Why Is ARKit Better Than the Alternatives?
Matt Miesnieks (via iOS Dev Weekly):
To get 3D you need to have 2 views of a scene from different places, in order to do a stereoscopic calculation of your position. This is how our eyes see in 3D, and why some trackers rely on stereo cameras. It’s easy to calculate if you have 2 cameras as you know the distance between them, and the frames are captured at the same time. With one camera, you capture one frame, then move, then capture the second frame. Using IMU Dead Reckoning you can calculate the distance moved between the two frames and then do a stereo calculation as normal (in practice you might do the calculation from more than 2 frames to get even more accuracy). If the IMU is accurate enough this “movement” between the 2 frames is detected just by the tiny muscle motions you make trying to hold your hand still! So it looks like magic.

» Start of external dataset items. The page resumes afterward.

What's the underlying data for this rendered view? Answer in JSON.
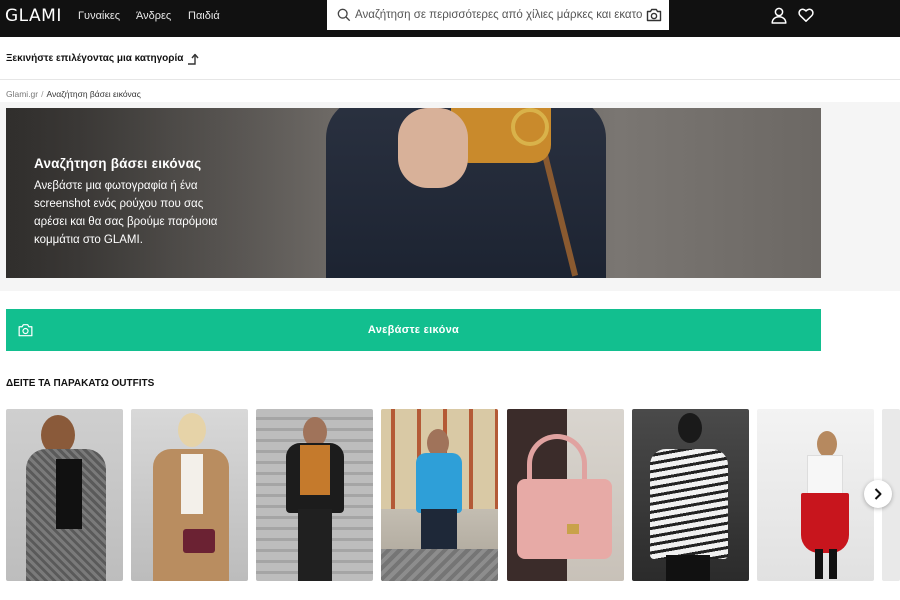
{
  "header": {
    "logo": "GLAMI",
    "nav": [
      "Γυναίκες",
      "Άνδρες",
      "Παιδιά"
    ],
    "search_placeholder": "Αναζήτηση σε περισσότερες από χίλιες μάρκες και εκατομμύρια προϊόντα",
    "icons": [
      "search-icon",
      "camera-icon",
      "user-icon",
      "heart-icon"
    ]
  },
  "category_bar": {
    "label": "Ξεκινήστε επιλέγοντας μια κατηγορία"
  },
  "breadcrumb": {
    "home": "Glami.gr",
    "current": "Αναζήτηση βάσει εικόνας"
  },
  "hero": {
    "title": "Αναζήτηση βάσει εικόνας",
    "text": "Ανεβάστε μια φωτογραφία ή ένα screenshot ενός ρούχου που σας αρέσει και θα σας βρούμε παρόμοια κομμάτια στο GLAMI."
  },
  "upload": {
    "label": "Ανεβάστε εικόνα"
  },
  "outfits": {
    "title": "ΔΕΙΤΕ ΤΑ ΠΑΡΑΚΑΤΩ OUTFITS",
    "count": 7
  },
  "colors": {
    "topbar": "#111111",
    "accent": "#12bf8f"
  }
}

To get metric scale, the system also relies on accurate Dead Reckoning from the IMU. From the acceleration and time measurements the IMU gives, you can integrate backwards to calculate velocity and integrate back again to get distance traveled between IMU frames. The maths isn’t hard. What’s hard is removing errors from the IMU to get a near perfect acceleration measurement. A tiny error, which accumulates 1000 time a second for the few seconds that it takes you to move the phone, can mean metric scale errors of 30% or more. The fact that Apple has got this down to single digit % error is impressive.
[…]
Google also could easily have shipped Tango’s VIO system in a mass market Android phone over 12 months ago, but they also chose not to. If they did this, then ARKit would have looked like a catch up, instead of a breakthrough. I believe (without hard confirmation) that this was because they didn’t want to have to go through a unique sensor calibration process for each OEM, where each OEMs version of Tango worked not as well as others, and Google didn’t want to just favor the handful of huge OEMs (Samsung, Huawei etc) where the device volumes would make the work worthwhile. Instead they pretty much told the OEMs “this is the reference design for the hardware, take it or leave it”.
[…]
So ultimately the reason ARKit is better is because Apple could afford to do the work to tightly couple the VIO algorithms to the sensors and spend *a lot* of time calibrating them to eliminate errors / uncertainty in the pose calculations.